Workplace Wellness

I wrote this post for my company’s blog back in July. As it applies to so many of us, I thought it would be helpful to share here as well. After all, we do spend the majority of our lives at work. Why not feel good and enjoy it while we’re at it?


Have you ever found yourself reaching for that extra cup of coffee to help you make a deadline or mentally kicking yourself for not getting enough sleep the night before? Although sleep deprivation is commonly known to negatively impact workplace productivity, many people don’t think about the affect of diet and exercise. Recent studies have shown that inadequate nourishment can cut productivity by up to 20%. What we put into our bodies impacts mental clarity, energy and stamina. If you think about it, what would an athlete eat to stay at the top of his game? Most likely he is not eating fast food or processed food. Getting the right amount of nutrients and protein, limiting saturated fats and drinking enough water can go a long ways towards improving productivity and overall wellness.

Iron deficiencies are associated with sluggishness and lack of coordination, while saturated fats have been found to hinder brain function. Foods with the highest iron content are actually not meat products, but vegetables such as spinach, broccoli, asparagus, Brussels sprouts, and collard and mustard greens. A 1% decrease in hydration levels can lead to a 20% decrease in productivity. Protein from healthy sources such as low-fat dairy, fish, lean meat and beans maintains a feeling of fullness for longer following a meal and can make you more alert and attentive.

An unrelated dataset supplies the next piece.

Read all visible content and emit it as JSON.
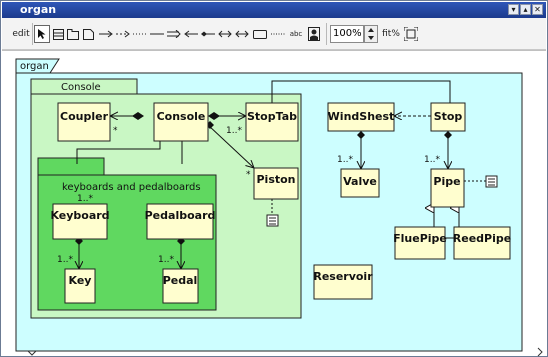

Also how often you eat can impact productivity levels. Eating at regular intervals maintains appropriate blood sugar levels. Low blood sugar, which results from going too long without eating, shortens attention span and slows the speed at which you process information. Getting a quick, sugary fix from processed foods or sugary drinks is counterproductive and will cause your blood sugar levels to dramatically spike and plummet soon thereafter, leaving you back at square one and probably craving something that you know isn’t good for you.

So what can you do each day to improve your productivity levels? Start small and focus on improving one item in your daily routine, such as going to bed a little earlier a few days a week or drinking a large glass of water each morning when you wake up. Set reminders in your calendar to get up and move during the workday to help increase blood flow. Take the long route to the bathroom or walk to a colleague’s desk instead of calling them to chat. Keep healthy snacks with you to stave off cravings for unhealthy, sugary items. Some examples include apples with peanut butter, nuts, yogurt, or raw vegetables and hummus. Smaller, less drastic changes here and there will be easier to stick to and build into your regular routine. Even these small changes in diet and lifestyle can go a long ways to increasing workplace productivity and overall health. What healthy habits can you start today to improve your daily life at work?